Chinese foreign ministry’s Hong Kong office slams response to arrest of journalists’ union chairman
- Attack launched after Foreign Correspondents’ Club said authorities should take care handling arrest case of ‘prominent leader’ in the media
- FCC highlights ‘international attention’ on press freedom in Hong Kong and says reporters should be able to do job without fear
The Chinese foreign ministry’s office in Hong Kong on Thursday accused the local Foreign Correspondents’ Club (FCC) of “disrupting the city in the name of press freedom” after the organisation said it was concerned by the arrest of the head of a journalists’ group.
The attack came after the FCC spoke out on the arrest of Ronson Chan Ron-sing, the chairman of the Hong Kong Journalists Association, and said authorities should be transparent and take care in handling the case, which involved “a prominent leader” of the media profession.
The ministry’s office in Hong Kong on Thursday warned the club and Western governments that their “tricks will bite the dust”.
“The FCC and some Western politicians ignored the facts and took every opportunity to attack the [local] government and support anti-China forces in Hong Kong, which fully exposed their intention of meddling with the rule of law in the special administrative region and disrupting Hong Kong in the name of press freedom,” it said.
Chan was arrested in Mong Kok on Wednesday for alleged disorderly conduct and obstruction of a police officer after he was the subject of a stop and search. The journalist, a deputy assignment editor at online news site Channel C, was in the area to cover a meeting of Long Ping Estate property owners.
Police accused Chan of being “uncooperative” during the check and refusing to show his identity card despite several warnings.
But Chan said two plain-clothes officers only disclosed their identities after repeated requests and they did not explain why he had been singled out. Chan said he was about to produce his identity card, when a third officer approached him and instructed him to cooperate.
Chan said he asked the third officer to tell him what unit he worked for several times and he was arrested after being given three warnings. He was released on bail about 11 hours later.
A spokesman for the foreign ministry’s office in Hong Kong said he rejected attempts by the FCC and “a few Western anti-China politicians” to defame the actions of police.
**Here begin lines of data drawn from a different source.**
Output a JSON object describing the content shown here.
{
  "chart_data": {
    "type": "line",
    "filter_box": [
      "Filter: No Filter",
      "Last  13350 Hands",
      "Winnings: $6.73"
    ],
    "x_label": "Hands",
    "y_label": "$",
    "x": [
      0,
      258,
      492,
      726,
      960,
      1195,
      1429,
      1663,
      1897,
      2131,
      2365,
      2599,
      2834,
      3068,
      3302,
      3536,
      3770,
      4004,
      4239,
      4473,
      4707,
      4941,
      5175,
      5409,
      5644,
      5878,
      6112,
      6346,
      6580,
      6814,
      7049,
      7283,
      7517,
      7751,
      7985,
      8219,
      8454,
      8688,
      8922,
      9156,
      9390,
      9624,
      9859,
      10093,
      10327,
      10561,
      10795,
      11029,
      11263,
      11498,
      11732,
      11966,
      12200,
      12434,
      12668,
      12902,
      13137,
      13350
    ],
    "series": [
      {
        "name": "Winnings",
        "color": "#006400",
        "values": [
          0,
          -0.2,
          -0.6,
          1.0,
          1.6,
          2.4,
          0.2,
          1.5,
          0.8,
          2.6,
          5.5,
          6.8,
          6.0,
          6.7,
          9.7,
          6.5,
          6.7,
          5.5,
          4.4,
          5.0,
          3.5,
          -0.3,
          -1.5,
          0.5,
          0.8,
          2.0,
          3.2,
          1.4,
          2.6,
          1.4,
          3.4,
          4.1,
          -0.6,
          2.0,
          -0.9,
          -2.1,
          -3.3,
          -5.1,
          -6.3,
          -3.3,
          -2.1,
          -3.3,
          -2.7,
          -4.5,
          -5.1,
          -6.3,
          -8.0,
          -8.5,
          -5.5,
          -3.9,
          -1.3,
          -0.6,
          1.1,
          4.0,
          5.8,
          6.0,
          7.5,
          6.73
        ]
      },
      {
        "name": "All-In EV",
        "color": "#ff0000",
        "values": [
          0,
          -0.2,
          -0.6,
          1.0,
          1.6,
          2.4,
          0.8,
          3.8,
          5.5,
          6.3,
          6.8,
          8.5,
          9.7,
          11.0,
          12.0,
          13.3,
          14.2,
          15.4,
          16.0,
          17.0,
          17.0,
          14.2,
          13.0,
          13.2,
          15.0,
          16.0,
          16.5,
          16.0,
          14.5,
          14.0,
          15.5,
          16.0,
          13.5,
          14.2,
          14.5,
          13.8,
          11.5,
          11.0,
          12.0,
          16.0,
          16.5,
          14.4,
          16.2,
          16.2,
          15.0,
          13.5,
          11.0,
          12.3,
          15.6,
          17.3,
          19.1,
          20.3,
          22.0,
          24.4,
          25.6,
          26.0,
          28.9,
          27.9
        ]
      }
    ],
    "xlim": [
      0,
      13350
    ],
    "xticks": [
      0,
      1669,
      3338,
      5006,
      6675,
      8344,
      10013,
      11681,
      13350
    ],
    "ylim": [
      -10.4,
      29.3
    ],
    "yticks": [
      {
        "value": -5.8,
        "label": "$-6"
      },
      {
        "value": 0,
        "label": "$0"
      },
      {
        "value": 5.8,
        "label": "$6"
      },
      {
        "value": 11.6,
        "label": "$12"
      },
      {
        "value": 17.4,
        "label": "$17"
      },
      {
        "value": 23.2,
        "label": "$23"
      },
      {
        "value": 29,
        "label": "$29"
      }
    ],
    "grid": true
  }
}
He added freedom of speech and of the press were protected by the Basic Law, the city’s mini-constitution, and the national security law, but nowhere in the world was press freedom absolute and above the law.
The FCC on Wednesday night said it had reacted to Chan’s case with concern and that it was monitoring the situation.
“Hong Kong’s government has repeatedly told the public that Hong Kong’s right to press freedom and free speech – enshrined in the city’s Basic Law – is not at risk, the club said. “The FCC supports journalists’ right to cover stories without fear of harassment or arrest.
“This is especially important given the international attention on press freedom in Hong Kong.”
The Hong Kong Journalists Association also condemned the arrest and said the incident was regrettable.
It said “the unreasonable treatment and arrest” of Chan, made while he was doing his job, had sparked fears that the police were determined to make life difficult for journalists and undermined press freedom.
“The association urges the police to publicly explain the case as soon as possible, and fulfil their commitments to ensure that journalists’ rights to work and that the freedom of the press are fully guaranteed under the Basic Law,” a spokesman said.
International media watchdog Reporters Without Borders called for Chan’s “immediate release” after the arrest was reported.